Mate is proud of the rural freedom of the area, and if elected, she said she would advocate for greater energy independence and lower bills.
She says Empire’s restrictive energy contract through 2050 misses out on opportunities to generate local power that is cheaper and cleaner and would create jobs. Mate believes there is opportunity to change the energy future for the benefit of families, businesses and the agriculture community.
She is an active community member and has served as mayor of Dolores, and on many local boards and nonprofits in her 24 years living in Dolores. Mate said she has brought fiscal discipline to local government projects and grown economic opportunity with new programs including a local farmers market, the Dolores River Festival, new trails, sports investments and local infrastructure upgrades.
She applauds Empire Electric Association’s hardworking and professional staff and said it has a proud history of providing reliable energy and keeping the lights on. If elected, Mate said she would carry on that tradition by advocating for more affordable energy solutions, new local jobs and smart investments in energy independence.
John J. Hernandez
Hernandez operates a small business in Colorado to provide help for local businesses and private entities with obtaining and interpreting easements. He is an active member of the local Elks Lodge and has served on the board of the Galloping Goose Historical Society for a four-year term.
He has a background in land development as a surveyor for 20 years and a land manager for San Diego Gas & Electric for an additional 20 years. His company, Dolores River Valley Consultants Inc., remains a paid consultant to the utility industry.
Hernandez said he understands the complexity of the utility business, and if elected, his goal is to use his experience and knowledge of the utility industry to address needs of the region and maintain the rural culture. With ‘alternative energy’ on the minds of residents in the area, Hernandez will seek to maximize the efforts of Empire Electric in this arena and maintain the low electric rates of the cooperative.
He and his wife moved to Dolores in 2007 from Southern California.
The District 7 candidate is Larry Archibeque, and he is unopposed.
Archibeque has been a lifelong and multigenerational resident of Montezuma County.
“I grew up in the sawmill camps of Fish Creek, Red Cloud, once located north of Dolores,” he said. “My elementary education was in the Dolores School District, and I attended high school in Mancos, graduating from Mancos High School.”
He received a bachelor’s degree from Fort Lewis College, a master’s from Adams State College, and a post-graduate endorsement in education from the University of Northern Colorado.
He retired after 34 years in education in Montezuma County and has served on the Piñon Project Board, the Montezuma County Habitat for Humanity Board. He also assisted and coordinated commodity distributions in Dolores for several years.

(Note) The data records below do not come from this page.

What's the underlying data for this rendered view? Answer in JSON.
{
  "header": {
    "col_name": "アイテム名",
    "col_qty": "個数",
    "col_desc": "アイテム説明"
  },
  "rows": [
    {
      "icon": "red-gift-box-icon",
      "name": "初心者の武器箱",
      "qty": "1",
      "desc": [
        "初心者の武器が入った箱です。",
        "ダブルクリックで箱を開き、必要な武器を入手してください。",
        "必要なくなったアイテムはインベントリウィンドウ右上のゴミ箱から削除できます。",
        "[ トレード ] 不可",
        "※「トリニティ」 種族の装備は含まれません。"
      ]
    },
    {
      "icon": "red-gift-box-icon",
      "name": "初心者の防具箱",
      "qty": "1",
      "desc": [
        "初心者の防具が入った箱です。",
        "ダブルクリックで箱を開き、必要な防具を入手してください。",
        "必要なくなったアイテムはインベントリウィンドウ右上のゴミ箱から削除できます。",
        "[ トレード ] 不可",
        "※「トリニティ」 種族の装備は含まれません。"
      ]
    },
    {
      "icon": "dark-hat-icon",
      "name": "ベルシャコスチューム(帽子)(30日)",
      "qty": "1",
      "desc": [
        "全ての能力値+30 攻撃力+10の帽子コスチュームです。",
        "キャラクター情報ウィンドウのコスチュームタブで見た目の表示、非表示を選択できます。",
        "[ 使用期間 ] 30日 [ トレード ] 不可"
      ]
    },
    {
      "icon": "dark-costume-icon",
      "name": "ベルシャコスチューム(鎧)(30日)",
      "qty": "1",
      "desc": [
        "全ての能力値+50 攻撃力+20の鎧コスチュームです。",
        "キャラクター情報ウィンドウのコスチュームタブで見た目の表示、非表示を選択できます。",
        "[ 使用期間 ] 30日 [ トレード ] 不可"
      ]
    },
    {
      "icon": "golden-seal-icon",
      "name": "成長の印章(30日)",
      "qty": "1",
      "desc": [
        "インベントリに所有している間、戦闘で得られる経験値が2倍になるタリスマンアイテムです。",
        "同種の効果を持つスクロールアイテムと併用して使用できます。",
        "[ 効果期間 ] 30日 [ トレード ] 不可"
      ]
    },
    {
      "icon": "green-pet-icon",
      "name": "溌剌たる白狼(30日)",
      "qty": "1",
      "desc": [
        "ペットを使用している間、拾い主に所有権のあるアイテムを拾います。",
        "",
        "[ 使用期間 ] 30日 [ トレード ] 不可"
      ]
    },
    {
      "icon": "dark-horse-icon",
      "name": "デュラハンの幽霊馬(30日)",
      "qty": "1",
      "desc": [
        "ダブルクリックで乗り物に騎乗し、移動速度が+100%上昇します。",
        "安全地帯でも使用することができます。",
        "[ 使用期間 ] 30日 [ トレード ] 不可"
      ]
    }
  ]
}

“Service to the community and giving back to the community has always been a lifetime goal as many have given back to my family and myself throughout our lifetime,” he said.
He said his goal as a candidate for the Empire Electric board is to enhance the organization for its constituency.
“I pledge to all that I will be committed, value-oriented, transparent, accessible and hardworking for all members of Empire Electric while maintaining a focus on fiscal responsibility and service to the community at large,” he said.